Freiheit ist in Gefahr, in Dekadenz überzugehen

Der diesjährige Jubilar Georg Friedrich Wilhelm Hegel machte demgegenüber auf ältere Traditionen aufmerksam: nämlich auf den ungestümen „Trieb zur Freiheit“ als das, „wodurch die Deutschen sich am berühmtesten gemacht haben“. Nach dem Tiefpunkt der NS-Diktatur stellten die Väter und Mütter des Grundgesetzes die Freiheitsrechte zentral heraus und sicherten sie durch Rekurs auf eine (zum Teil sogar unabänderliche) naturrechtliche Basis ab. Mancher der Verantwortlichen erinnerte sich wohl daran, dass die „wahrscheinlich grandioseste und folgenreichste Geschichte“ (Jan Assmann) unserer kulturellen Tradition, erzählt im alttestamentlichen Buch Exodus, als zentrale Botschaft die Freiheit enthält. Sie konnte sich jedoch nur entwickeln, weil Gott das Flehen seines Volkes erhört hatte.

Die individualistische Ausrichtung des Grundgesetzes wurde spätestens seit den 1960er Jahren mit gesellschaftlichem Leben erfüllt.
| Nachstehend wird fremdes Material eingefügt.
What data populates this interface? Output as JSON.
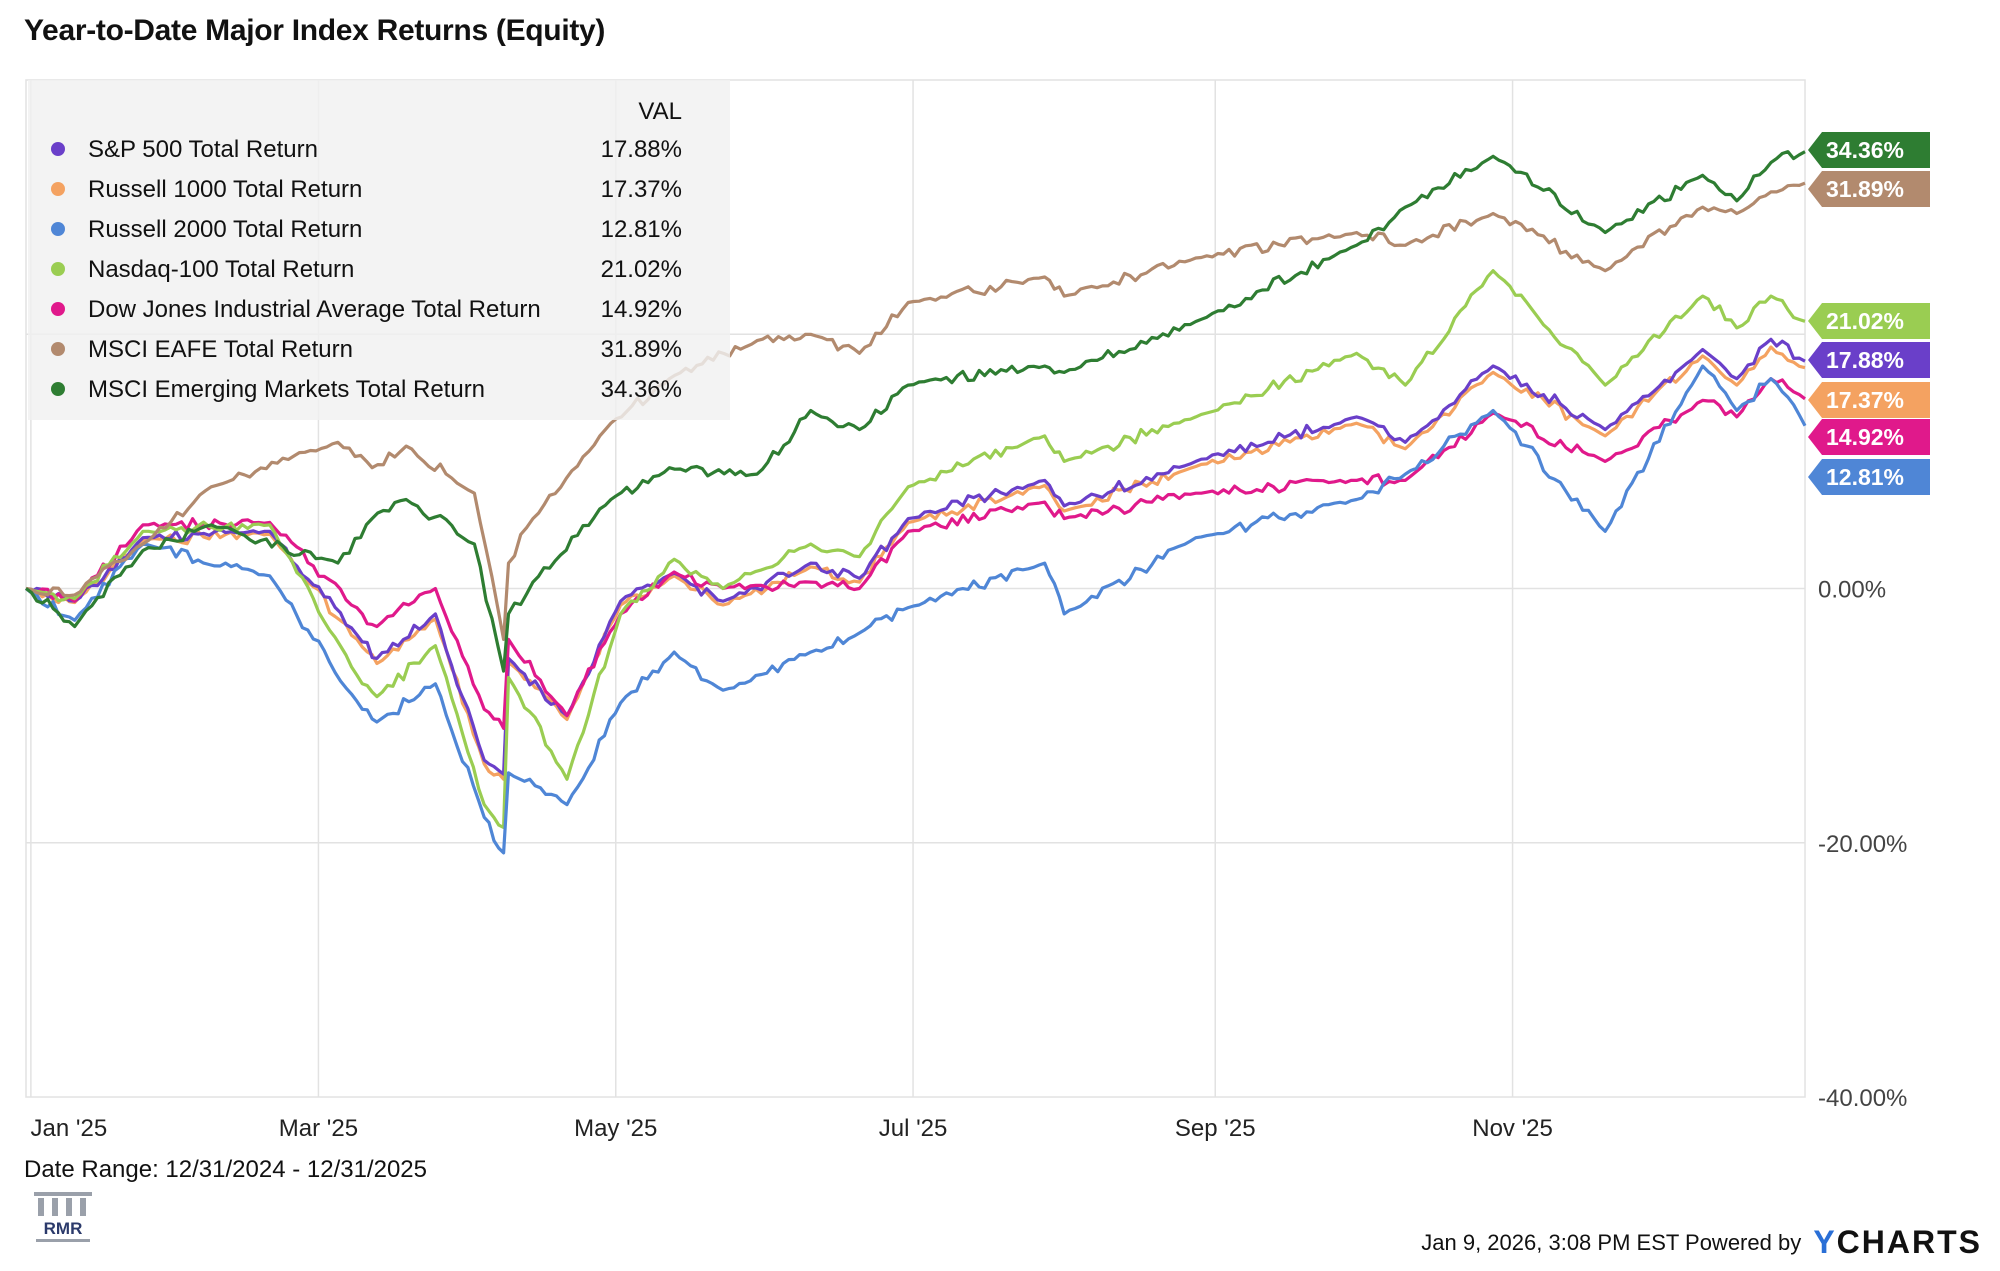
{
  "title": "Year-to-Date Major Index Returns (Equity)",
  "legend_header": "VAL",
  "date_range_text": "Date Range: 12/31/2024 - 12/31/2025",
  "footer": {
    "timestamp": "Jan 9, 2026, 3:08 PM EST Powered by",
    "brand_y": "Y",
    "brand_rest": "CHARTS"
  },
  "logo_text": "RMR",
  "chart_data": {
    "type": "line",
    "xlim": [
      "2024-12-31",
      "2025-12-31"
    ],
    "ylim": [
      -40,
      40
    ],
    "y_ticks": [
      0,
      -20,
      -40
    ],
    "y_tick_labels": [
      "0.00%",
      "-20.00%",
      "-40.00%"
    ],
    "x_ticks": [
      "2025-01-01",
      "2025-03-01",
      "2025-05-01",
      "2025-07-01",
      "2025-09-01",
      "2025-11-01"
    ],
    "x_tick_labels": [
      "Jan '25",
      "Mar '25",
      "May '25",
      "Jul '25",
      "Sep '25",
      "Nov '25"
    ],
    "grid": true,
    "legend_position": "top-left",
    "series": [
      {
        "name": "S&P 500 Total Return",
        "label": "17.88%",
        "color": "#6a3fc9",
        "x": [
          "2024-12-31",
          "2025-01-10",
          "2025-01-24",
          "2025-02-19",
          "2025-03-10",
          "2025-03-13",
          "2025-03-25",
          "2025-04-04",
          "2025-04-08",
          "2025-04-09",
          "2025-04-21",
          "2025-05-02",
          "2025-05-13",
          "2025-05-23",
          "2025-06-10",
          "2025-06-20",
          "2025-06-30",
          "2025-07-28",
          "2025-08-01",
          "2025-08-28",
          "2025-09-30",
          "2025-10-10",
          "2025-10-28",
          "2025-11-20",
          "2025-12-10",
          "2025-12-17",
          "2025-12-24",
          "2025-12-31"
        ],
        "y": [
          0,
          -1,
          4,
          4.5,
          -4.2,
          -5.5,
          -2,
          -13.5,
          -14.6,
          -5.5,
          -10,
          -1,
          1.2,
          -1,
          2,
          0.8,
          5.5,
          8.5,
          6.5,
          10,
          13.5,
          11.5,
          17.5,
          12.5,
          18.8,
          16.5,
          19.6,
          17.88
        ]
      },
      {
        "name": "Russell 1000 Total Return",
        "label": "17.37%",
        "color": "#f4a261",
        "x": [
          "2024-12-31",
          "2025-01-10",
          "2025-01-24",
          "2025-02-19",
          "2025-03-10",
          "2025-03-13",
          "2025-03-25",
          "2025-04-04",
          "2025-04-08",
          "2025-04-09",
          "2025-04-21",
          "2025-05-02",
          "2025-05-13",
          "2025-05-23",
          "2025-06-10",
          "2025-06-20",
          "2025-06-30",
          "2025-07-28",
          "2025-08-01",
          "2025-08-28",
          "2025-09-30",
          "2025-10-10",
          "2025-10-28",
          "2025-11-20",
          "2025-12-10",
          "2025-12-17",
          "2025-12-24",
          "2025-12-31"
        ],
        "y": [
          0,
          -1.1,
          3.8,
          4.3,
          -4.6,
          -5.9,
          -2.4,
          -13.8,
          -15,
          -5.8,
          -10.3,
          -1.3,
          1,
          -1.3,
          1.7,
          0.5,
          5.2,
          8.1,
          6.1,
          9.6,
          13,
          11,
          17,
          12,
          18.3,
          16,
          19,
          17.37
        ]
      },
      {
        "name": "Russell 2000 Total Return",
        "label": "12.81%",
        "color": "#4f86d6",
        "x": [
          "2024-12-31",
          "2025-01-10",
          "2025-01-24",
          "2025-02-19",
          "2025-03-10",
          "2025-03-13",
          "2025-03-25",
          "2025-04-04",
          "2025-04-08",
          "2025-04-09",
          "2025-04-21",
          "2025-05-02",
          "2025-05-13",
          "2025-05-23",
          "2025-06-10",
          "2025-06-20",
          "2025-06-30",
          "2025-07-28",
          "2025-08-01",
          "2025-08-28",
          "2025-09-30",
          "2025-10-10",
          "2025-10-28",
          "2025-11-20",
          "2025-12-10",
          "2025-12-17",
          "2025-12-24",
          "2025-12-31"
        ],
        "y": [
          0,
          -2.5,
          3.5,
          1,
          -9.5,
          -10.5,
          -7.5,
          -18,
          -20.8,
          -14.5,
          -17,
          -9,
          -5,
          -8,
          -5,
          -3.5,
          -1.5,
          2,
          -2,
          4,
          7,
          9,
          14,
          4.5,
          17.5,
          14,
          16.5,
          12.81
        ]
      },
      {
        "name": "Nasdaq-100 Total Return",
        "label": "21.02%",
        "color": "#9acd52",
        "x": [
          "2024-12-31",
          "2025-01-10",
          "2025-01-24",
          "2025-02-19",
          "2025-03-10",
          "2025-03-13",
          "2025-03-25",
          "2025-04-04",
          "2025-04-08",
          "2025-04-09",
          "2025-04-21",
          "2025-05-02",
          "2025-05-13",
          "2025-05-23",
          "2025-06-10",
          "2025-06-20",
          "2025-06-30",
          "2025-07-28",
          "2025-08-01",
          "2025-08-28",
          "2025-09-30",
          "2025-10-10",
          "2025-10-28",
          "2025-11-20",
          "2025-12-10",
          "2025-12-17",
          "2025-12-24",
          "2025-12-31"
        ],
        "y": [
          0,
          -0.8,
          4.5,
          5,
          -7.5,
          -8.5,
          -4.5,
          -17,
          -18.8,
          -7,
          -15,
          -2,
          2.3,
          0,
          3.5,
          2.5,
          8,
          12,
          10,
          13.5,
          18.5,
          16,
          25,
          16,
          23,
          20.5,
          23,
          21.02
        ]
      },
      {
        "name": "Dow Jones Industrial Average Total Return",
        "label": "14.92%",
        "color": "#e0198b",
        "x": [
          "2024-12-31",
          "2025-01-10",
          "2025-01-24",
          "2025-02-19",
          "2025-03-10",
          "2025-03-13",
          "2025-03-25",
          "2025-04-04",
          "2025-04-08",
          "2025-04-09",
          "2025-04-21",
          "2025-05-02",
          "2025-05-13",
          "2025-05-23",
          "2025-06-10",
          "2025-06-20",
          "2025-06-30",
          "2025-07-28",
          "2025-08-01",
          "2025-08-28",
          "2025-09-30",
          "2025-10-10",
          "2025-10-28",
          "2025-11-20",
          "2025-12-10",
          "2025-12-17",
          "2025-12-24",
          "2025-12-31"
        ],
        "y": [
          0,
          -1,
          5,
          5.2,
          -2,
          -3,
          0,
          -9.5,
          -11,
          -4,
          -10,
          -2,
          1.3,
          0,
          0.5,
          0,
          4.5,
          6.8,
          5.5,
          7.5,
          8.5,
          8.5,
          13.8,
          10,
          14.8,
          13.5,
          16.5,
          14.92
        ]
      },
      {
        "name": "MSCI EAFE Total Return",
        "label": "31.89%",
        "color": "#b28a6e",
        "x": [
          "2024-12-31",
          "2025-01-10",
          "2025-01-24",
          "2025-02-07",
          "2025-03-05",
          "2025-03-12",
          "2025-03-19",
          "2025-04-02",
          "2025-04-08",
          "2025-04-09",
          "2025-04-14",
          "2025-04-30",
          "2025-05-12",
          "2025-05-30",
          "2025-06-10",
          "2025-06-20",
          "2025-06-30",
          "2025-07-28",
          "2025-08-01",
          "2025-08-28",
          "2025-09-30",
          "2025-10-10",
          "2025-10-28",
          "2025-11-20",
          "2025-12-10",
          "2025-12-17",
          "2025-12-24",
          "2025-12-31"
        ],
        "y": [
          0,
          -0.5,
          3.5,
          8,
          11.5,
          9.5,
          11.2,
          7.5,
          -4,
          2,
          5.5,
          13,
          16.5,
          19.5,
          20,
          18.5,
          22.5,
          24.5,
          23,
          26,
          28,
          27,
          29.5,
          25,
          30,
          29.5,
          31.2,
          31.89
        ]
      },
      {
        "name": "MSCI Emerging Markets Total Return",
        "label": "34.36%",
        "color": "#2e7d32",
        "x": [
          "2024-12-31",
          "2025-01-10",
          "2025-01-24",
          "2025-02-07",
          "2025-03-05",
          "2025-03-12",
          "2025-03-19",
          "2025-04-02",
          "2025-04-08",
          "2025-04-09",
          "2025-04-14",
          "2025-04-30",
          "2025-05-12",
          "2025-05-30",
          "2025-06-10",
          "2025-06-20",
          "2025-06-30",
          "2025-07-28",
          "2025-08-01",
          "2025-08-28",
          "2025-09-30",
          "2025-10-10",
          "2025-10-28",
          "2025-11-20",
          "2025-12-10",
          "2025-12-17",
          "2025-12-24",
          "2025-12-31"
        ],
        "y": [
          0,
          -3,
          3,
          5,
          2,
          5.5,
          7,
          3.5,
          -6.5,
          -2,
          0.5,
          7,
          9.5,
          9,
          14,
          12.5,
          16,
          17.5,
          17,
          21,
          27,
          30,
          34,
          28,
          32.5,
          30.5,
          33.5,
          34.36
        ]
      }
    ]
  }
}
Die Ambivalenzen dieser Prozesse darzustellen, erforderte eine eigene, umfangreiche Abhandlung. An die Stelle des klassisch-liberalen Plädoyers für eine starke Stellung des Individuums gegenüber dem Staat trat im ausgehenden 20. Jahrhundert als neue Akzentuierung mehr und mehr der „apertistische“ Liberalismus. Darunter versteht man eine politische Richtung, die äußere ökonomische Barrieren ebenso beseitigen will wie innergesellschaftliche, besonders gegenüber Minderheiten und Migranten. Offenheit wird propagiert. Ökonomischer Neoliberalismus steht dabei neben dem (vor allem bei Gebildeten verbreiteten) postmodernen Yuppie-Liberalismus.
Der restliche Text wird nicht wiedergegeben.